Intel® Trace Analyzer and Collector User and Reference Guide

ID 767272
Date 3/31/2023
Document Table of Contents

Clock Synchronization

By default, Intel® Trace Collector synchronizes the different clocks at the start and at the end of a program run by exchanging messages in a fashion similar to the Network Time Protocol (NTP): one process is treated as the master and its clock becomes the global clock of the whole application run. During clock synchronization, the master process receives a message from a child process and replies by sending its current time stamp. The child process then stores that time stamp together with its own local send and receive time stamps. One message is exchanged with each child, then the cycles starts again with the first child until SYNC-MAX-MESSAGES have been exchanged between master and each child or the total duration of the synchronization exceeds SYNC-MAX-DURATION.

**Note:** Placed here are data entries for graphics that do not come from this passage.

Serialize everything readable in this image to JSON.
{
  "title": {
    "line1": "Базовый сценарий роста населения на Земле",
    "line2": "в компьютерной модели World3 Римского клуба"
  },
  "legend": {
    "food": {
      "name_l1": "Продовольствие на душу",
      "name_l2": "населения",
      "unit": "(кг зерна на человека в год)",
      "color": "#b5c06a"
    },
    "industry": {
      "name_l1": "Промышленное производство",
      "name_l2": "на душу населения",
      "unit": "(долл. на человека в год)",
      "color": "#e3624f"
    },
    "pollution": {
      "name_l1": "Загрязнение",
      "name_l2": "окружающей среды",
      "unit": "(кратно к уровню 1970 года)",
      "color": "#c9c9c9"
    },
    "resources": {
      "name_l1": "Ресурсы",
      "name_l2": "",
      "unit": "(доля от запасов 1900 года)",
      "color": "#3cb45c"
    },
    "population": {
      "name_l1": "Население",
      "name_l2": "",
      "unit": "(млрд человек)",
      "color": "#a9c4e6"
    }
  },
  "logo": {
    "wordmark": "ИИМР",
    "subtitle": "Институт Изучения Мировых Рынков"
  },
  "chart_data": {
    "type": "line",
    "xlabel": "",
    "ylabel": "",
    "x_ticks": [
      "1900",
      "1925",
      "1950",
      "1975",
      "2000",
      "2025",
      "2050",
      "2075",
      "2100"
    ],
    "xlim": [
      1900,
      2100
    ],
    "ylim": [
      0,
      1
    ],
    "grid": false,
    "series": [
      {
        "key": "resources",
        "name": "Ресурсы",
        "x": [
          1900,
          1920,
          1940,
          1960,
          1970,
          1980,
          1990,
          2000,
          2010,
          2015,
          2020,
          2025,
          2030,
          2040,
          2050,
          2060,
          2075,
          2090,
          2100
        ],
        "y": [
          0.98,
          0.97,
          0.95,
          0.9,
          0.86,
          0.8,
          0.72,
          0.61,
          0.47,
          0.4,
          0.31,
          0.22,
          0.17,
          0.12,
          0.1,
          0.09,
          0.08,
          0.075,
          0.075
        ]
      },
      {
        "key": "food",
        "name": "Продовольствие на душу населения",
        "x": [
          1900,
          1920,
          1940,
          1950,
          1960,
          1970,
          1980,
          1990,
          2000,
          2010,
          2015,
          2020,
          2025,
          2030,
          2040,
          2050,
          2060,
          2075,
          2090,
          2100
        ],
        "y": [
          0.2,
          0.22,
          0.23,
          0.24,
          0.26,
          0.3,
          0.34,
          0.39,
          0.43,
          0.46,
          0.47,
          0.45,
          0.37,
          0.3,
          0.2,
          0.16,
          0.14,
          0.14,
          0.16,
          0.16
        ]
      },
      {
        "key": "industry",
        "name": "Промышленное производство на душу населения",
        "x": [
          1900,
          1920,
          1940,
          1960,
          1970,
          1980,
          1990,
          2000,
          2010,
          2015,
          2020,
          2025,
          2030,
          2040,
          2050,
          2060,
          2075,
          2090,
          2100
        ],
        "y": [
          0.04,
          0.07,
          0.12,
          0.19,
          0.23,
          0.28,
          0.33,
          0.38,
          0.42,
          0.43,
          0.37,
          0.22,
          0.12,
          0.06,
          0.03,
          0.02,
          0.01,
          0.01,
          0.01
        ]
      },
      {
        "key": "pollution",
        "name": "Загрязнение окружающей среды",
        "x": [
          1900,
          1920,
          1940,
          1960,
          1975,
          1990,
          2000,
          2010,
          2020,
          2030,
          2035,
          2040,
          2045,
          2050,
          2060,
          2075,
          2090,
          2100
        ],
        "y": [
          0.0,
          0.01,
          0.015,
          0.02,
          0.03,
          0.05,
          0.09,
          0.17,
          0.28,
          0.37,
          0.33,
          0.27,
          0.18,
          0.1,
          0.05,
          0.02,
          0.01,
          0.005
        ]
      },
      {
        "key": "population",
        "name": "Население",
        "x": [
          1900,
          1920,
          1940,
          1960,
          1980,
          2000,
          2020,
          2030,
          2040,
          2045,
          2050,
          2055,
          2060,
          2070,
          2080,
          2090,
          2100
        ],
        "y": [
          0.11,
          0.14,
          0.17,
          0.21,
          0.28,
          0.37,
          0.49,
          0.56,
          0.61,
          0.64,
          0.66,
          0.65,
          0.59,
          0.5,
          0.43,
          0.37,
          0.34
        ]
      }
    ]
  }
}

Intel® Trace Collector can handle timers which are already synchronized among all process on a node (SYNCED-HOST) and then only does the message exchange between nodes. If the clock is even synchronized across the whole cluster (SYNCED-CLUSTER), then no synchronization is done by Intel® Trace Collector at all.

The gathered data of one message exchange session is used by the child processes to calculate the offset between its clock and the master clock: it is assumed that the duration of messages with equal size is equally fast in both directions, so that the average of local send and receive time coincides with the master time stamp in the middle of the message exchange. To reduce the noise, the 10% message pairs with the highest local round-trip time are ignored because those are the ones which most likely suffered from not running either process in time to react in a timely fashion or other external delays.

With clock synchronization at the start and the end, Intel® Trace Collector clock correction uses a linear transformation; that is a scaling local clock ticks and shifting them, which is calculated by linear regression of all available sample data. If the application also calls VT_timesync() during the run, then clock correction is done with a piece-wise interpolation: the data of each message exchange session is condensed into one pair of local and master time by averaging all data points, then a constrained spline is constructed which goes through all of the condensed points and has a contiguous first derivative at each of these joints.


int VT_timesync(void)


Gathers data needed for clock synchronization.

This is a collective call, so all processes which were started together must call this function or it will block.

This function does not work if processes were spawned dynamically.